What welfare rights should asylum seekers have once they arrive on Australian soil?
That’s the question being asked after the Sydney Morning Herald reported that leaked government documents show some will be given a new visa that will limited their financial assistance. Those put on a ‘final departure Bridging E Visa’, reports SMH, will see their income support will cease (estimated to be $200 a fortnight) and they will be given three weeks to find their own place to live, rather then live in government-supported accommodation. They will also be responsible for their own living costs such as food, clothing and transport. They will be able to work, but those aged over 18 won’t be able to study.

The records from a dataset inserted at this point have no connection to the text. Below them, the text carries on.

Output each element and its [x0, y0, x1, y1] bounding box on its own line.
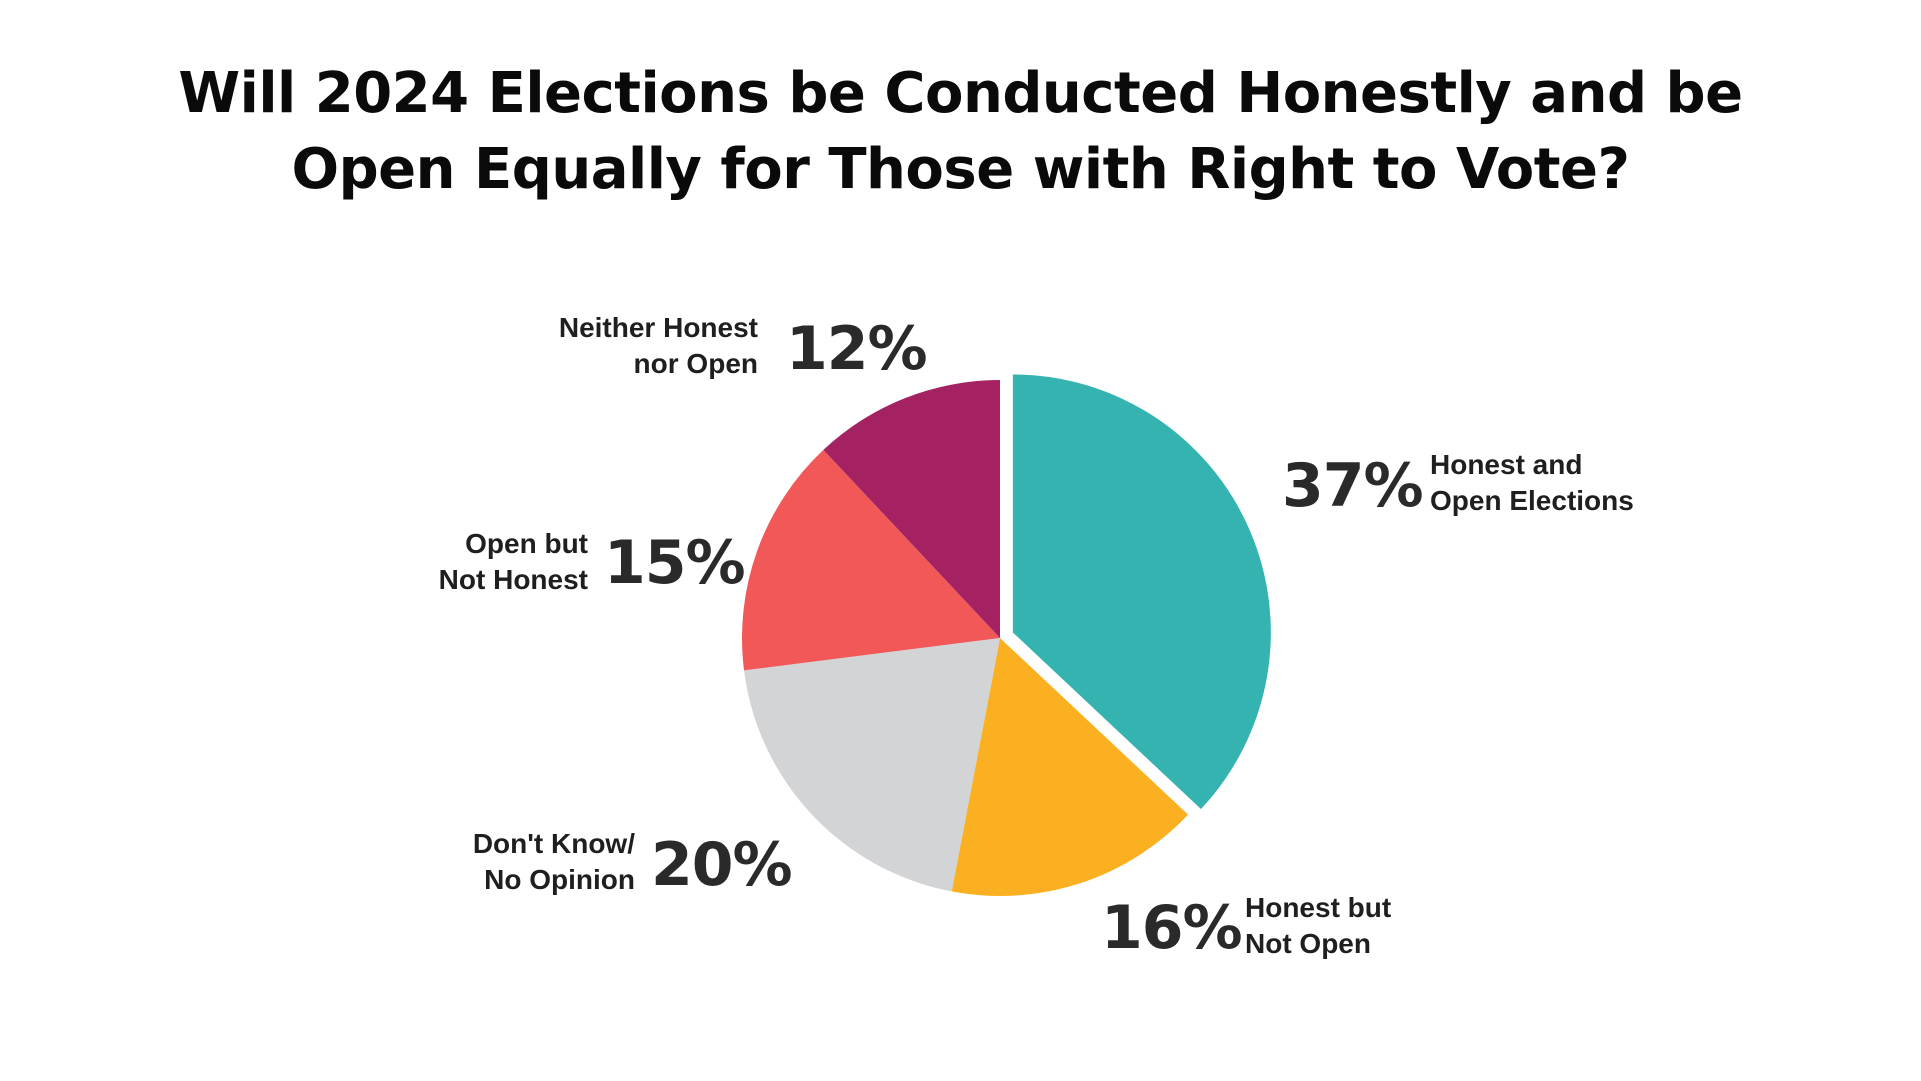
pie-slice-neither	[823, 380, 1000, 638]
slice-label-honest-and-open: Honest and Open Elections	[1430, 449, 1634, 516]
pie-slice-honest-not-open	[951, 638, 1189, 896]
pie-slice-dont-know	[744, 638, 1000, 892]
slice-label-honest-not-open: Honest but Not Open	[1245, 892, 1392, 959]
slice-label-neither: Neither Honest nor Open	[558, 312, 758, 379]
slice-value-honest-and-open: 37%	[1282, 451, 1424, 521]
chart-title: Will 2024 Elections be Conducted Honestl…	[0, 56, 1921, 208]
chart-title-line-2: Open Equally for Those with Right to Vot…	[291, 137, 1630, 202]
slice-value-dont-know: 20%	[651, 830, 793, 900]
slice-label-open-not-honest: Open but Not Honest	[438, 528, 588, 595]
slice-label-dont-know: Don't Know/ No Opinion	[472, 828, 635, 895]
slice-value-open-not-honest: 15%	[604, 528, 746, 598]
pie-slice-open-not-honest	[742, 449, 1000, 671]
pie-slice-honest-and-open	[1012, 374, 1271, 810]
slice-value-neither: 12%	[786, 314, 928, 384]
chart-title-line-1: Will 2024 Elections be Conducted Honestl…	[178, 61, 1743, 126]
slice-value-honest-not-open: 16%	[1101, 893, 1243, 963]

The topic of immigrants getting welfare in Australia has been long debated. It hasn’t helped that there has been a hoax email doing the rounds claiming refugees get more help than Australian residents. That email, besides being false, is believed to have actually started in Canada, in reference to the settlement of African refugees there. Even in that case, the facts were wrong.
The Australian government does have a range of assistance for migrants. There is a migration program for skilled an family migrants, and a humanitarian program for refugees. Full details of what is available is shown on the Parliament of Australian website.
Should people seeking asylum be able to rely on Centrelink to survive, after fleeing a country? While a large percentage do not have work, there’s also a fair chance they’ve never had much schooling either, which makes employment even harder to find. Add to that many don’t speak, or even understand, English, then that makes things even harder.
There are Adult migrant English programs available to help, but should the government be doing more to help newcomers settle in to the Australia lifestyle, rather than cancel the benefits they were eligible for?